Although she couldn't say for sure, Whistler Museum collections manager Alyssa Bruijns said all signs point to the tree having been modified close to a century ago by one of Whistler's most mysterious historical figures: Harry Horstman.

"It's very likely, just because not many other people lived up on Sproatt or even knew the area," she explained.

Horstman came to Whistler — then called Alta Lake — around 1913 with dreams of striking it rich. Originally from Kansas, he mined Sproatt for copper for a portion of the year in a cabin he had built at the ear-popping elevation of 1,615 metres. (Remnants of the cabin — along with several mining tunnels — can still be found on Sproatt.)

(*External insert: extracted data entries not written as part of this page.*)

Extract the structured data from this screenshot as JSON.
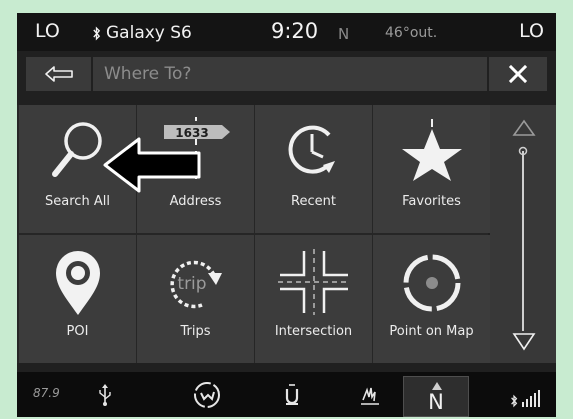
{
  "status": {
    "left_temp_label": "LO",
    "right_temp_label": "LO",
    "device_name": "Galaxy S6",
    "time": "9:20",
    "compass": "N",
    "outside_temp": "46°out."
  },
  "search": {
    "placeholder": "Where To?"
  },
  "tiles": [
    {
      "label": "Search All",
      "icon": "magnifier-icon"
    },
    {
      "label": "Address",
      "icon": "street-sign-icon",
      "badge": "1633"
    },
    {
      "label": "Recent",
      "icon": "clock-history-icon"
    },
    {
      "label": "Favorites",
      "icon": "star-icon"
    },
    {
      "label": "POI",
      "icon": "map-pin-icon"
    },
    {
      "label": "Trips",
      "icon": "trip-icon",
      "badge": "trip"
    },
    {
      "label": "Intersection",
      "icon": "intersection-icon"
    },
    {
      "label": "Point on Map",
      "icon": "point-on-map-icon"
    }
  ],
  "dock": {
    "radio_frequency": "87.9",
    "nav_heading": "N"
  },
  "colors": {
    "background": "#c8ebd0",
    "tile": "#3c3c3c",
    "screen": "#202020",
    "text": "#ececec"
  }
}
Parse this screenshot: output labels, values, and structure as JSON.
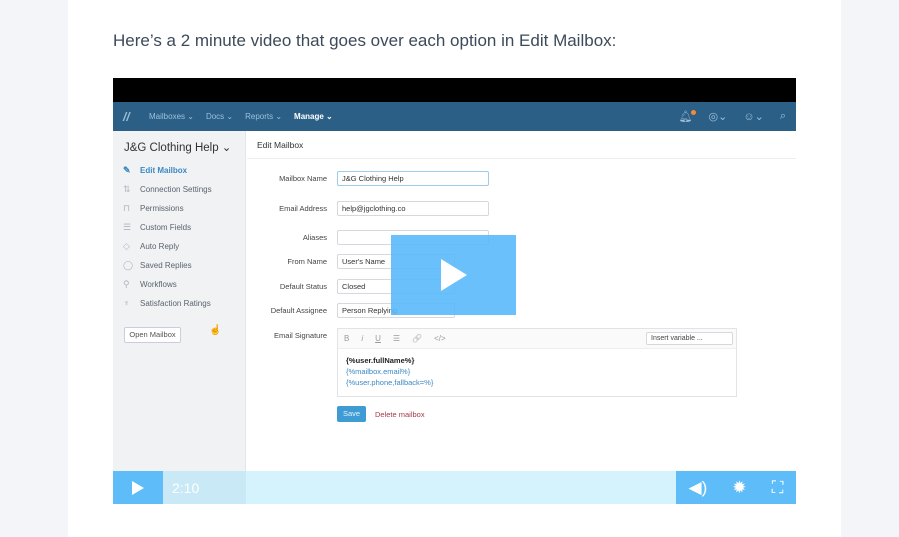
{
  "intro": "Here’s a 2 minute video that goes over each option in Edit Mailbox:",
  "nav": {
    "items": [
      "Mailboxes ⌄",
      "Docs ⌄",
      "Reports ⌄",
      "Manage ⌄"
    ]
  },
  "sidebar": {
    "title": "J&G Clothing Help ⌄",
    "items": [
      {
        "label": "Edit Mailbox",
        "icon": "pencil-icon"
      },
      {
        "label": "Connection Settings",
        "icon": "plug-icon"
      },
      {
        "label": "Permissions",
        "icon": "lock-icon"
      },
      {
        "label": "Custom Fields",
        "icon": "database-icon"
      },
      {
        "label": "Auto Reply",
        "icon": "shield-check-icon"
      },
      {
        "label": "Saved Replies",
        "icon": "chat-icon"
      },
      {
        "label": "Workflows",
        "icon": "workflow-icon"
      },
      {
        "label": "Satisfaction Ratings",
        "icon": "trophy-icon"
      }
    ],
    "open_button": "Open Mailbox"
  },
  "main": {
    "title": "Edit Mailbox",
    "fields": [
      {
        "label": "Mailbox Name",
        "value": "J&G Clothing Help"
      },
      {
        "label": "Email Address",
        "value": "help@jgclothing.co"
      },
      {
        "label": "Aliases",
        "value": ""
      },
      {
        "label": "From Name",
        "value": "User's Name"
      },
      {
        "label": "Default Status",
        "value": "Closed"
      },
      {
        "label": "Default Assignee",
        "value": "Person Replying"
      }
    ],
    "signature_label": "Email Signature",
    "toolbar": [
      "B",
      "i",
      "U",
      "☰",
      "🔗",
      "</>"
    ],
    "insert_variable": "Insert variable ...",
    "signature": [
      "{%user.fullName%}",
      "{%mailbox.email%}",
      "{%user.phone,fallback=%}"
    ],
    "save": "Save",
    "delete": "Delete mailbox"
  },
  "player": {
    "time": "2:10"
  }
}
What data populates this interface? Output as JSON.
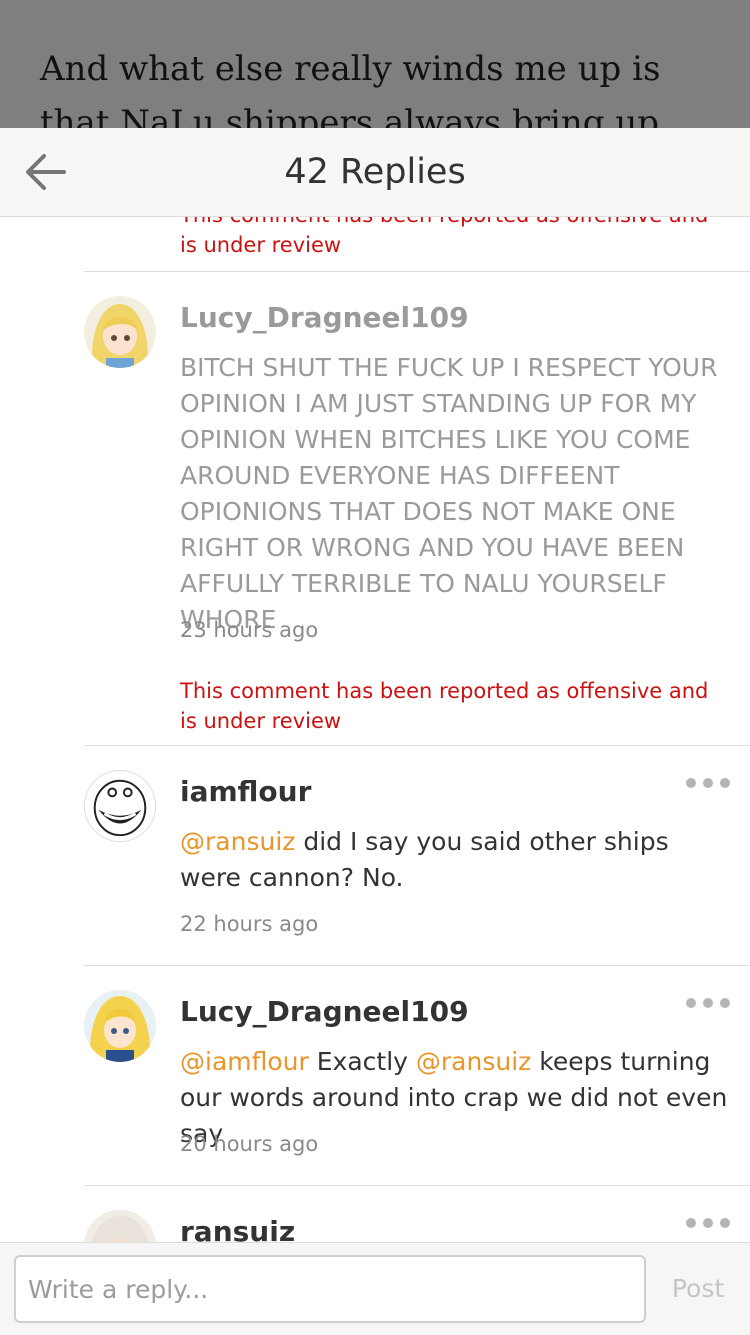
{
  "background_story": {
    "text": "And what else really winds me up is that NaLu shippers always bring up that it's"
  },
  "header": {
    "back_icon": "arrow-left-icon",
    "title": "42 Replies"
  },
  "notices": {
    "reported_text": "This comment has been reported as offensive and is under review",
    "partial_text": "under review"
  },
  "comments": [
    {
      "author": "Lucy_Dragneel109",
      "body": "BITCH SHUT THE FUCK UP I RESPECT YOUR OPINION I AM JUST STANDING UP FOR MY OPINION WHEN BITCHES LIKE YOU COME AROUND EVERYONE HAS DIFFEENT OPIONIONS THAT DOES NOT MAKE ONE RIGHT OR WRONG AND YOU HAVE BEEN AFFULLY TERRIBLE TO NALU YOURSELF WHORE",
      "time": "23 hours ago",
      "state": "reported"
    },
    {
      "author": "iamflour",
      "mention1": "@ransuiz",
      "body": " did I say you said other ships were cannon? No.",
      "time": "22 hours ago"
    },
    {
      "author": "Lucy_Dragneel109",
      "mention1": "@iamflour",
      "body_a": " Exactly ",
      "mention2": "@ransuiz",
      "body_b": " keeps turning our words around into crap we did not even say",
      "time": "20 hours ago"
    },
    {
      "author": "ransuiz"
    }
  ],
  "reply": {
    "placeholder": "Write a reply...",
    "post_label": "Post"
  },
  "colors": {
    "reported": "#cc1111",
    "mention": "#e8952b",
    "muted_text": "#9a9a9a"
  }
}
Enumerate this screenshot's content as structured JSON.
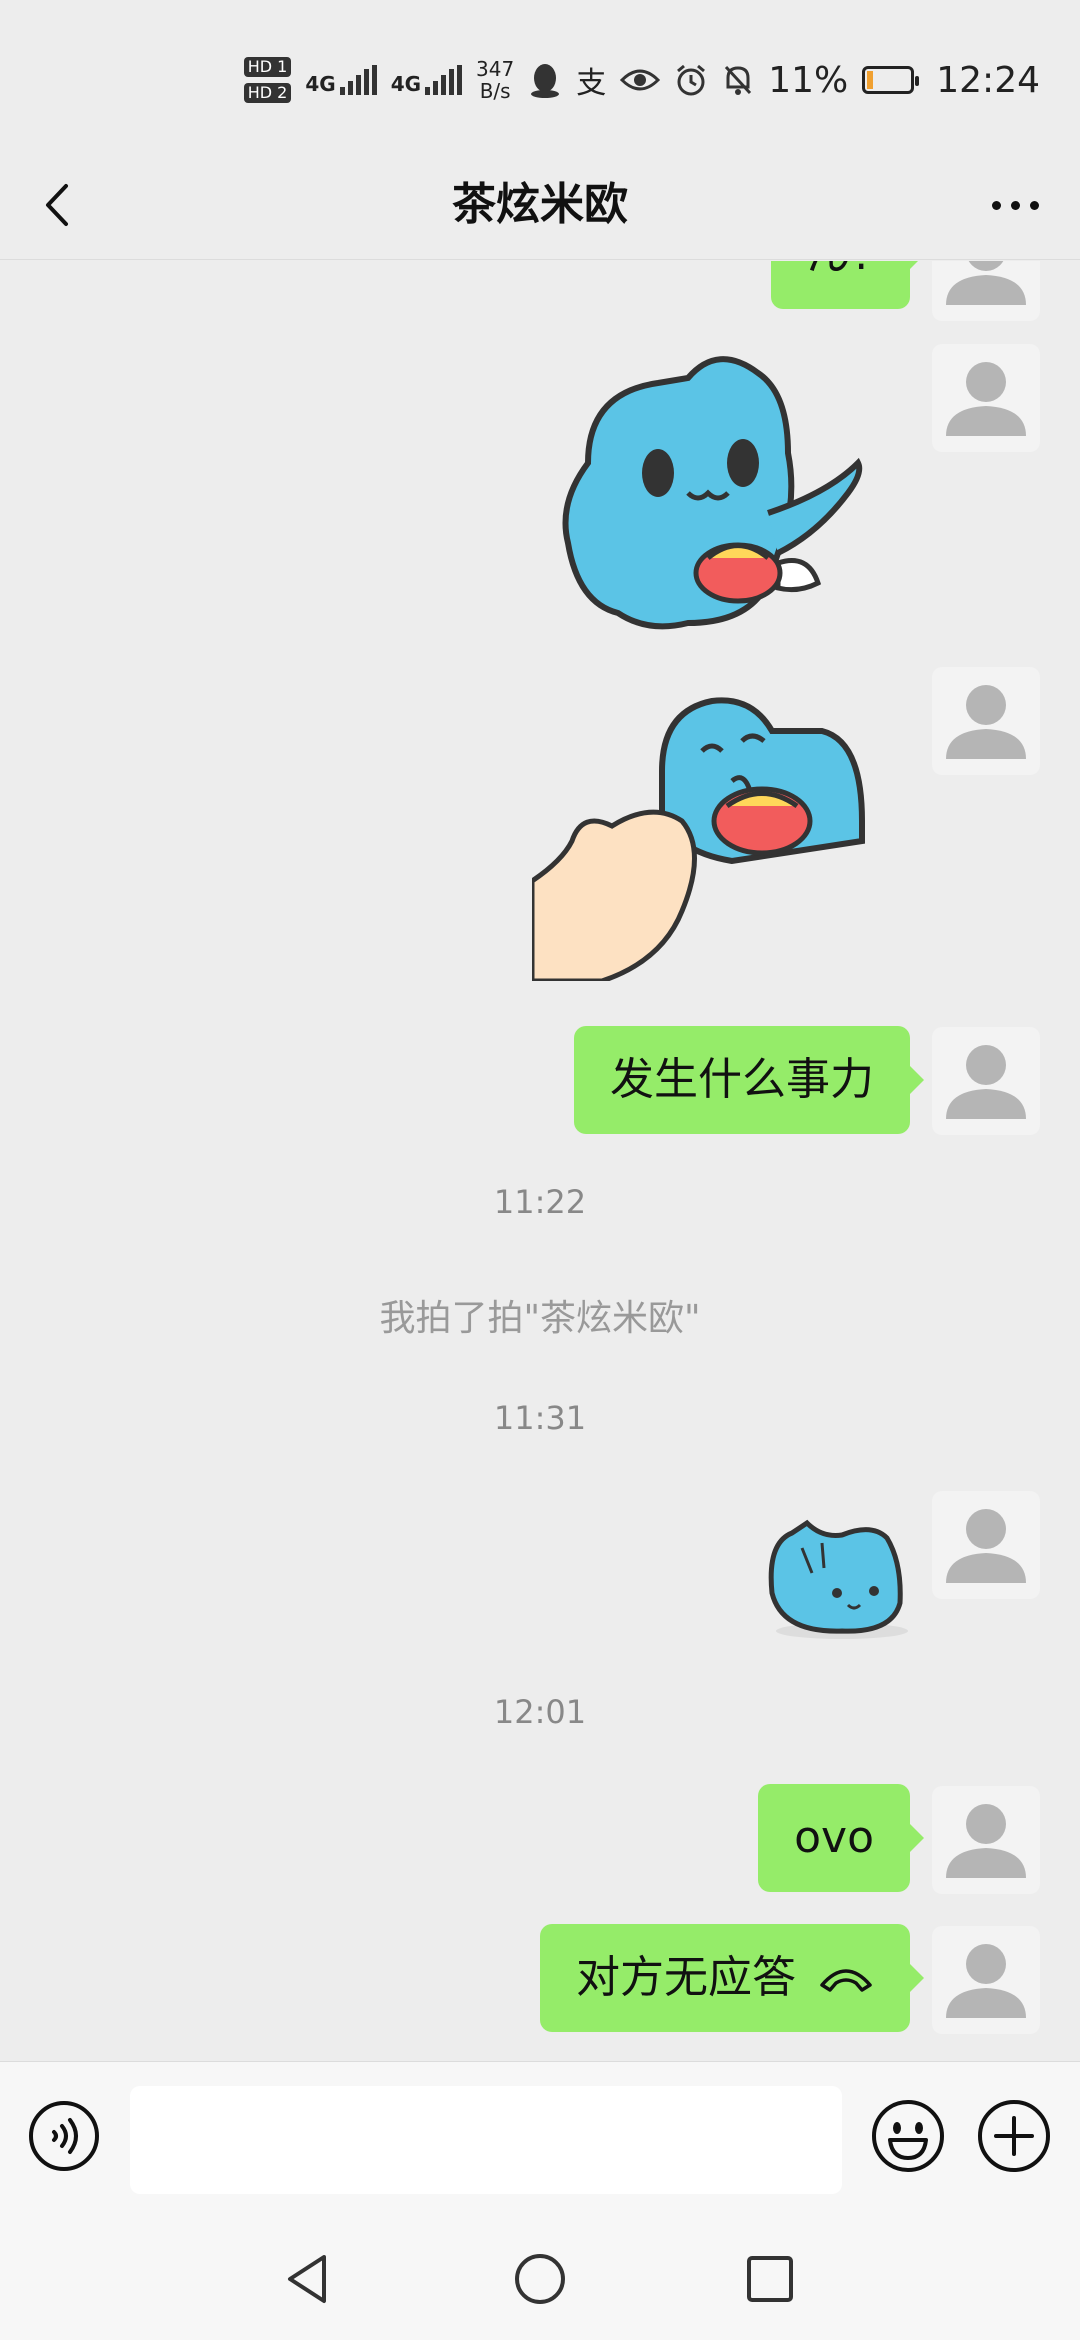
{
  "status_bar": {
    "sim1": "HD 1",
    "sim2": "HD 2",
    "net1": "4G",
    "net2": "4G",
    "speed_value": "347",
    "speed_unit": "B/s",
    "alipay_icon_char": "支",
    "battery_percent": "11%",
    "time": "12:24"
  },
  "header": {
    "title": "茶炫米欧"
  },
  "messages": [
    {
      "type": "text",
      "text": "ん?"
    },
    {
      "type": "sticker",
      "name": "blue cat holding purse"
    },
    {
      "type": "sticker",
      "name": "blue cat with hand"
    },
    {
      "type": "text",
      "text": "发生什么事力"
    },
    {
      "type": "time",
      "text": "11:22"
    },
    {
      "type": "system",
      "text": "我拍了拍\"茶炫米欧\""
    },
    {
      "type": "time",
      "text": "11:31"
    },
    {
      "type": "sticker",
      "name": "small blue cat"
    },
    {
      "type": "time",
      "text": "12:01"
    },
    {
      "type": "text",
      "text": "ovo"
    },
    {
      "type": "call",
      "text": "对方无应答"
    }
  ],
  "colors": {
    "background": "#ededed",
    "bubble_green": "#95ec69",
    "timestamp_gray": "#888888",
    "sticker_blue": "#5bc4e6"
  }
}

The traps Horstman set helped sustain him through the gruelling work, and, given how long the wire trap remained in place before it went missing, Bruijns believes there's a chance it was actually made by the evasive prospector himself.

"Just the fact that it's been there that long, even if it wasn't (Horstman), it was someone who was living in the valley quite early on," she said.

Much of what is known about Horstman, by all accounts an odd, solitary man with a distaste for skiing, comes from a smattering of oral interviews with some of the valley's early settlers, making the recovery of an artifact with direct ties to Whistler's frontier past all the more important, noted Bruijns.

"It is quite difficult to preserve the historical significance of the valley just because it's changing so fast and everything's being developed really quickly," she said. "There are a lot of unknowns still. We really base what we have (at the museum) on what people have donated and what the early residents have told us. We can't know things for sure just because things weren't documented very well at that time, but we're doing our best to preserve as much as we can."